Arkası siyah ve mor tüylü Louboutin Anemone ayakkabımı giyip çanta olarak da küçük siyah bir Birkin seçtim. Claudia ile bütçe işini konuşmam gerektiği için dosyamı elime aldım. Üstüme klasik trençkot renginde uzun trençkotumu giydim. Kokteylde alkol alacağımı bildiğim için bugün büyükannemin ikinci şoförü bırakacaktı beni. Kevin beni çocukluğumdan beri tanırdı. Aslında büyükbabamın ısrarlarıyla Kevin yıllardır tamamen bana çalışıyordu da diyebilirdim. Büyükbabam vefat etmeden önce bunu konuşmuştuk hatta. New York hava şartları her zaman araba kullanmama izin vermeyecekti. Bu yüzden eğitimli bir sağ kolumun olmasını doğru bulmuştu.

"Merhaba Kevin," dedim benim için açık tuttuğu kapıdan binerken. G63'ü kullanmıyordu elbette. Cadillac Escalade yolcu taşımak için çok uygundu ve şoföre ihtiyaç duyduğum zamanlar böyle bir aracımın olduğunu bilmek rahatlatıcıydı. Sedan araçlarda arka koltukta rahat hareket edemiyordum. En azından çok uzun olmayan yolculuklarımda kısıtlanmış hissetmek istemiyordum. Birkaç ek özellikle araç zırhlı makam aracına dönüşmüştü neredeyse. Kalabalıklar arasında kolayca var olmamı sağlamıyordu bu araç.

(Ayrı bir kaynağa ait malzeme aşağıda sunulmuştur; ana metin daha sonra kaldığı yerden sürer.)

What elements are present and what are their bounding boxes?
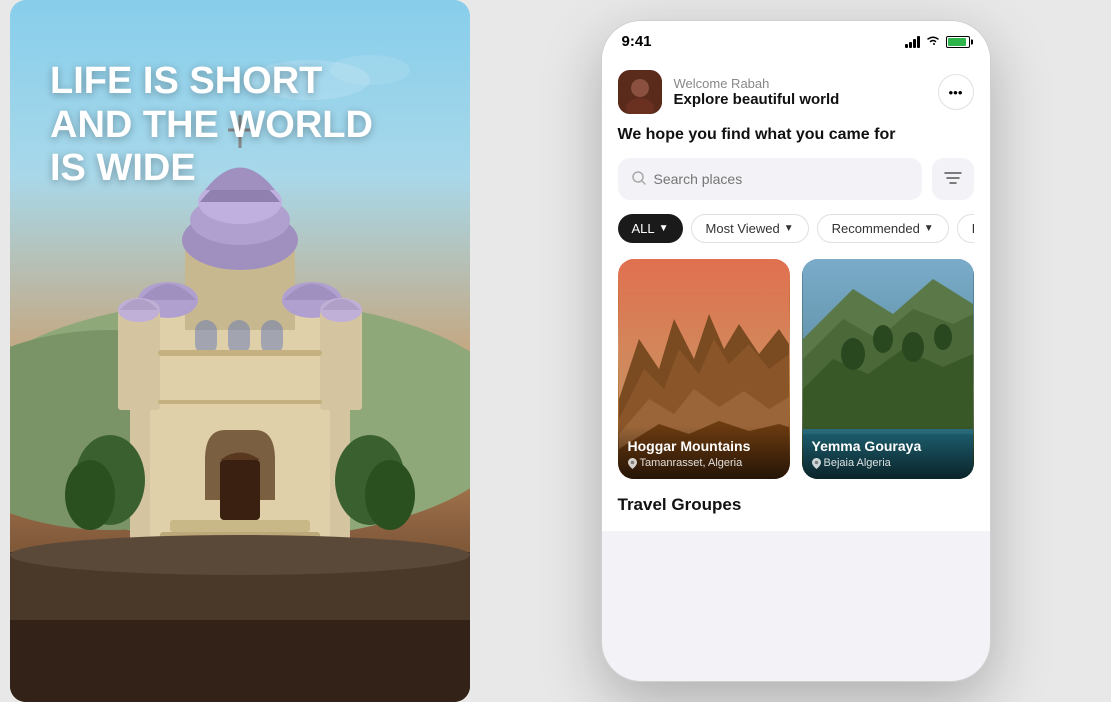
- gray-bottom-area: [602, 531, 990, 611]
- yemma-location: Bejaia Algeria: [812, 457, 964, 469]
- yemma-overlay: Yemma Gouraya Bejaia Algeria: [802, 426, 974, 479]
- search-row: [618, 158, 974, 200]
- signal-icon: [905, 36, 920, 48]
- place-card-yemma[interactable]: Yemma Gouraya Bejaia Algeria: [802, 259, 974, 479]
- more-dots-icon: •••: [949, 85, 963, 100]
- tagline-text: We hope you find what you came for: [618, 126, 974, 144]
- hoggar-overlay: Hoggar Mountains Tamanrasset, Algeria: [618, 426, 790, 479]
- status-bar: 9:41: [602, 21, 990, 58]
- chip-extra[interactable]: Re...: [957, 214, 974, 243]
- filter-icon: [944, 171, 962, 188]
- chip-all-arrow: ▼: [659, 223, 669, 234]
- chip-most-viewed-label: Most Viewed: [706, 221, 780, 236]
- left-panel: LIFE IS SHORT AND THE WORLD IS WIDE: [10, 0, 470, 702]
- chip-most-viewed-arrow: ▼: [784, 223, 794, 234]
- filter-chips: ALL ▼ Most Viewed ▼ Recommended ▼ Re...: [618, 214, 974, 243]
- chip-recommended-label: Recommended: [832, 221, 920, 236]
- headline-line3: IS WIDE: [50, 147, 373, 191]
- place-card-hoggar[interactable]: Hoggar Mountains Tamanrasset, Algeria: [618, 259, 790, 479]
- app-header: Welcome Rabah Explore beautiful world ••…: [618, 58, 974, 126]
- wifi-icon: [925, 34, 941, 49]
- header-text: Welcome Rabah Explore beautiful world: [674, 76, 840, 108]
- welcome-label: Welcome Rabah: [674, 76, 840, 91]
- chip-all-label: ALL: [632, 221, 655, 236]
- travel-groups-title: Travel Groupes: [618, 495, 974, 515]
- headline: LIFE IS SHORT AND THE WORLD IS WIDE: [50, 60, 373, 191]
- chip-recommended-arrow: ▼: [924, 223, 934, 234]
- battery-icon: [946, 36, 970, 48]
- headline-line1: LIFE IS SHORT: [50, 60, 373, 104]
- chip-extra-label: Re...: [972, 221, 974, 236]
- chip-recommended[interactable]: Recommended ▼: [817, 214, 949, 243]
- pin-icon-2: [812, 458, 821, 469]
- chip-most-viewed[interactable]: Most Viewed ▼: [691, 214, 809, 243]
- status-icons: [905, 34, 970, 49]
- pin-icon: [628, 458, 637, 469]
- chip-all[interactable]: ALL ▼: [618, 214, 683, 243]
- status-time: 9:41: [622, 33, 652, 50]
- more-button[interactable]: •••: [938, 74, 974, 110]
- hoggar-title: Hoggar Mountains: [628, 438, 780, 454]
- right-panel: 9:41: [480, 0, 1111, 702]
- filter-button[interactable]: [932, 158, 974, 200]
- phone-mockup: 9:41: [601, 20, 991, 682]
- search-input[interactable]: [654, 171, 908, 187]
- app-content: Welcome Rabah Explore beautiful world ••…: [602, 58, 990, 531]
- yemma-title: Yemma Gouraya: [812, 438, 964, 454]
- avatar: [618, 70, 662, 114]
- explore-label: Explore beautiful world: [674, 91, 840, 108]
- search-icon: [632, 171, 646, 188]
- places-grid: Hoggar Mountains Tamanrasset, Algeria: [618, 259, 974, 479]
- hoggar-location: Tamanrasset, Algeria: [628, 457, 780, 469]
- headline-line2: AND THE WORLD: [50, 104, 373, 148]
- search-bar[interactable]: [618, 158, 922, 200]
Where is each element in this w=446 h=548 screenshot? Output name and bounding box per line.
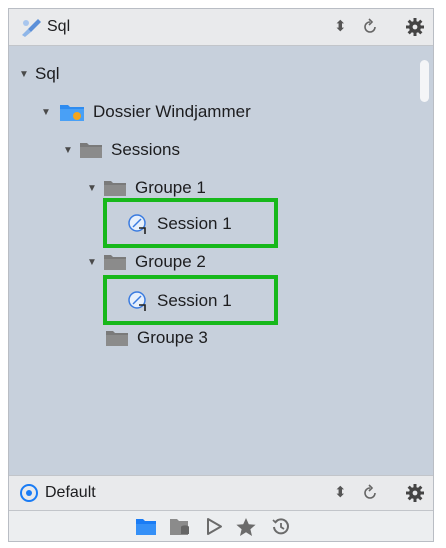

Gören herkese içinden bir devlet adamının çıkacağını düşündürüyordu ancak güvendeydim ve önemli olan buydu elbette.

Kevin benden deneyimli olduğu ve New York'u avcunun içi gibi bildiği için beni normalde kendim geldiğim zamandan daha kısa sürede hedefime ulaştırmıştı.

Topluluk evine girdim ve paltomu vestiyere verdim. Claudia tek kollu çok hoş bir toprak tonunda kısa bir elbise giymişti. Elbisenin kolu olan omzunda taşlı bir ayrıntı vardı. Bu da elbiseyi sıkıcı olmaktan çıkarıyordu. Zaten Claudia'nın giydiği hiçbir şey sıkıcı olamazdı.

"İşte. Harika görünüyorsun," diye mırıldandı yanaklarımızı değdirirken.

"Teşekkür ederim. Sen de öyle," dedim biraz utanarak.